I felt some painful contractions through the epidural, but not many. My parents and Matts parents were in the room most of the time. I was checked at some point and dilated to a 5. The next time I was checked I was at a 10. Things were happening quickly. Next came "rest and descend", before it was time to push.
I almost forgot to mention that my doctor was off that day! Another doctor in the practice would be delivering my boy. This seems like something that would be a worst fear for a new mom, but it was hardly an issue when it all happened. The doctor who delivered him was great. I had to trust, and I did.
It's a bit of a blur, but the next part happened something like this. A nurse was getting me ready to assume the pushing position, and to everyone's surprise, she could see the top of they baby's head! He was coming fast. I remember them telling the Dr. to hurry, and the Dr. asking if she needed to run. A nurse asked Matt if he wanted to see his baby boy's head of black hair. "What? Black hair?" I asked. I hadn't pictured that. Matt hadn't planned to watch, but he said yes, and actually went to look. I asked for a mirror, and they brought one in for me to see the birth. Matt had a leg, and maybe my hand, and ended up watching the whole thing in the mirror as well. At first I told him not to look, but he said it was okay. I pushed 4 times. He was here in 1minute 36 seconds. The Dr. said I'm in the upper 99 percentile. The nurses said how rare this is for a first time mom. It was incredible to see him come out. I felt no pain. It was magical. Again, I can't explain the feeling, the vibe of the room at that moment. Absolutely sacred.
It was a strange sensation as they pulled him out of me. I felt like there was so much coming out. They said he was a big baby, which was a 180 from all those weeks we worried he was too small. Something happened that last month and he packed it on. Matt cut the cord.
Here he was. Charlie. That's Charlie. Looking nothing like I'd imagined. I was laugh-crying as he was placed on my chest. "He has dimples!" They said. He didn't cry long. I couldn't believe this was who was in me. This was him. It was the most surreal moment of my life. I knew him, but I didn't. But I loved him. Nothing can prepare you for this. Our sacred hour went over. Two hours later we let parents in. "Oh my god, oh my god," my mom said over as she rushed in. He was so beautiful.

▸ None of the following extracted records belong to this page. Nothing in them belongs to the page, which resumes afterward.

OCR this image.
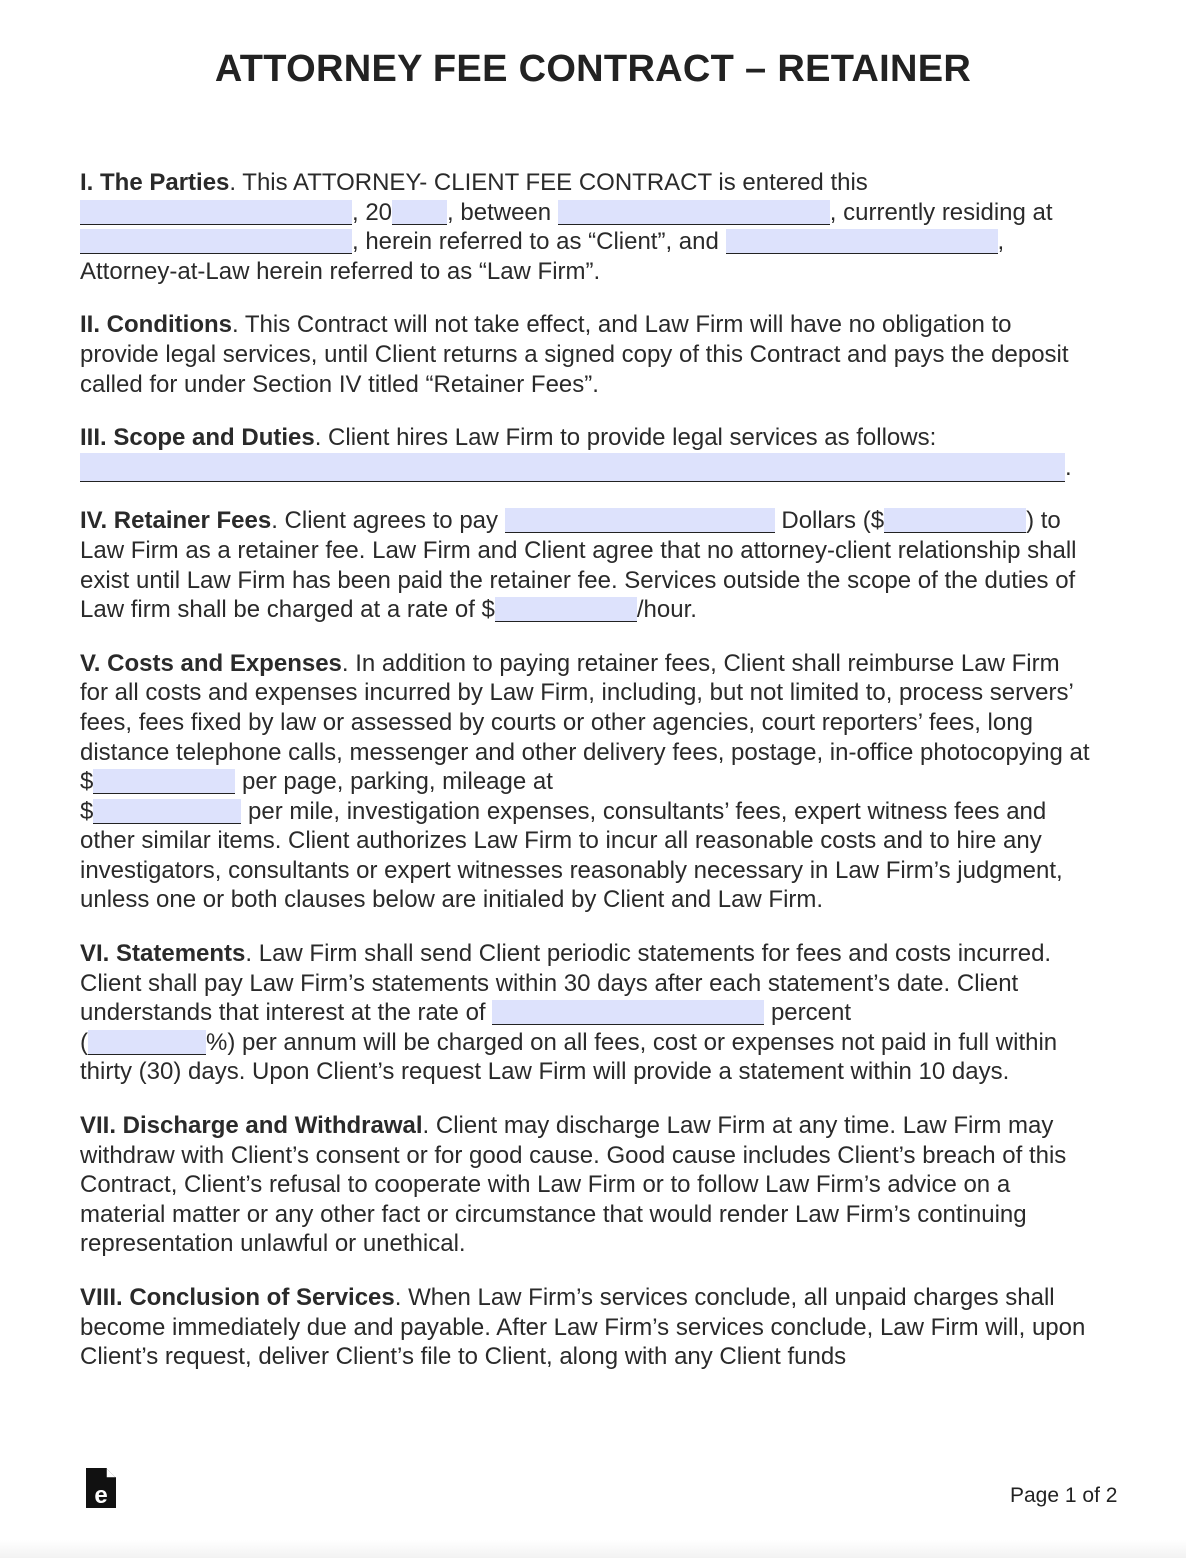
ATTORNEY FEE CONTRACT – RETAINER

I. The Parties. This ATTORNEY- CLIENT FEE CONTRACT is entered this
, 20 , between	, currently residing at
, herein referred to as “Client”, and	,
Attorney-at-Law herein referred to as “Law Firm”.

II. Conditions. This Contract will not take effect, and Law Firm will have no obligation to provide legal services, until Client returns a signed copy of this Contract and pays the deposit called for under Section IV titled “Retainer Fees”.

III. Scope and Duties. Client hires Law Firm to provide legal services as follows:
.

IV. Retainer Fees. Client agrees to pay	Dollars ($	) to Law Firm as a retainer fee. Law Firm and Client agree that no attorney-client relationship shall exist until Law Firm has been paid the retainer fee. Services outside the scope of the duties of Law firm shall be charged at a rate of $	/hour.

V. Costs and Expenses. In addition to paying retainer fees, Client shall reimburse Law Firm for all costs and expenses incurred by Law Firm, including, but not limited to, process servers’ fees, fees fixed by law or assessed by courts or other agencies, court reporters’ fees, long distance telephone calls, messenger and other delivery fees, postage, in-office photocopying at $	per page, parking, mileage at
$	per mile, investigation expenses, consultants’ fees, expert witness fees and other similar items. Client authorizes Law Firm to incur all reasonable costs and to hire any investigators, consultants or expert witnesses reasonably necessary in Law Firm’s judgment, unless one or both clauses below are initialed by Client and Law Firm.

VI. Statements. Law Firm shall send Client periodic statements for fees and costs incurred. Client shall pay Law Firm’s statements within 30 days after each statement’s date. Client understands that interest at the rate of	percent
(	%) per annum will be charged on all fees, cost or expenses not paid in full within thirty (30) days. Upon Client’s request Law Firm will provide a statement within 10 days.

VII. Discharge and Withdrawal. Client may discharge Law Firm at any time. Law Firm may withdraw with Client’s consent or for good cause. Good cause includes Client’s breach of this Contract, Client’s refusal to cooperate with Law Firm or to follow Law Firm’s advice on a material matter or any other fact or circumstance that would render Law Firm’s continuing representation unlawful or unethical.

VIII. Conclusion of Services. When Law Firm’s services conclude, all unpaid charges shall become immediately due and payable. After Law Firm’s services conclude, Law Firm will, upon Client’s request, deliver Client’s file to Client, along with any Client funds

e	Page 1 of 2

It gets vague for me here. I've lived a lifetime since his birth. I never could have imagined how much I'd love birthing him. I never could have imagined all the trauma that was coming next. There is still a big lump of sadness smack in the middle of my chest. I still have to try to separate the birth experience from all that followed, so it's not tainted. I refuse to let the beauty of it be atken away from me. But it runs together, and it's hard. All I could think as it started spiraling downhill next was, "I can never go back to who I was before Charlie, I can never go back to who I was before Charlie," on repeat.
It's true what they say. All of it. How permanently, drastically, and instantly life is changed. A true transformation in the most literal and purest sense. I was reborn, as was my partner, as were my parents.
Before I tackle the next part, which I don't have time to do tonight, I need to make sure you know he is healthy and great after our rough start. He's sleeping peacefully next to me at this very moment.
It's hard to find the time to get this all out, but I'm going to aim to finish the rest of this tomorrow.
Thanks for reading, for the love, and support.